For all the exceptions to this rule (including me), people on the Left tend to be more in favour of lockdowns, social distancing and mask-wearing, while those on the Right are more likely to think that shutting down the economy will do more harm – and perhaps even cost more lives in the longer term.

This seems to contradict the theory that behavioural tendencies associated with the Right evolved as a response to the threat of infectious disease. On the assumption that strangers are more likely to carry pathogens that the in-group has no immunity to, the idea is that xenophobia (literally, “fear of the foreign”) developed as an avoidance mechanism.

The most extreme example of conservative pathogen avoidance was probably Adolf Hitler, who ranted about how Jews and Slavs were “infecting” German society, but who also had an obsessive fear of germs and disease. From the very start, the Nazis passed laws ensuring workplaces were clean.

It’s also argued that the world has become more liberal since 1945 because infectious diseases have been gradually wiped out, causing people’s reactionary instincts to be switched off. But if that’s true, why are Right-wingers today so willing to take their chances with the virus while progressives are stuck at home like Howard Hughes?

There could be several factors, one of which is simply age; conservatives tend to be older, and older people see an illness with a fatality rate of around 1% differently to younger people. It’s easy to forget how much safer the world has become; children today are three times less likely to die in childhood than even when I was growing up in the 1980s. The formative years of older generations were even more dangerous, and so, from that perspective, the risks from Covid-19 don’t seem unusually terrifying.

Or if you look at it in terms of moral foundations theory, libertarian-leaning people on the Right hold freedom as a core value, while those on the Left are much more invested in the care foundation — i.e. protecting the vulnerable. This has obvious implications for public health policy.

But perhaps we shouldn’t ignore the sheer overwhelming power of ideological tribalism. Once a position becomes attached to a political side people will rally behind it based purely on their partisan allegiance.
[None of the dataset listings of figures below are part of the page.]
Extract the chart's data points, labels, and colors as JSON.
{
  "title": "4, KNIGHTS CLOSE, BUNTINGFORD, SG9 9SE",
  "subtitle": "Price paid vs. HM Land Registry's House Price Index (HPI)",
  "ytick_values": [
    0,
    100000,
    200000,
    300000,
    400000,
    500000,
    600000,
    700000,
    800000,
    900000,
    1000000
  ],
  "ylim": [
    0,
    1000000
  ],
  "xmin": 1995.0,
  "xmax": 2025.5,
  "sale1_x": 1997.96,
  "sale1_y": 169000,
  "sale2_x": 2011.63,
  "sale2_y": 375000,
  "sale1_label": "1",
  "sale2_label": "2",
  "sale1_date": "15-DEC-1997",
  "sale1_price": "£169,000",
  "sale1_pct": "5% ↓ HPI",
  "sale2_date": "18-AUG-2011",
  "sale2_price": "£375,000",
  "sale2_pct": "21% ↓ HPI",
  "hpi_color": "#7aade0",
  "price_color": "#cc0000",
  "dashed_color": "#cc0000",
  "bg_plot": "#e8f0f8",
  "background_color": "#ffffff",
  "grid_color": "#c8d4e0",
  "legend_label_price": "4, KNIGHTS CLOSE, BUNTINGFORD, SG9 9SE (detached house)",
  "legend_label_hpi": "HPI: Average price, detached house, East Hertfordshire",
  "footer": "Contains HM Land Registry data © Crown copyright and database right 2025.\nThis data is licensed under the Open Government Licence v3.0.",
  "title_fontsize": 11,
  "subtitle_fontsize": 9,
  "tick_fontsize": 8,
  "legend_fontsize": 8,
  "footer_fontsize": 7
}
Before the pandemic response became politically polarised, it was corners of the conservative internet warning of disaster, while more liberal outlets were telling us it was no worse than the flu, or that “prejudice” was a bigger danger. Now, almost entirely due to party cues, Right-wingers loudly refuse to wear masks to “own the libs”, while on the other side they tweet hysterically about “Boris the Butcher” or wildly exaggerate the health risks of opening schools.

Perhaps our politics have been influenced by evolutionary responses to pathogens. I think it’s a plausible theory, but it’s also the case that our evolutionary desire to be part of a tribe trumps it.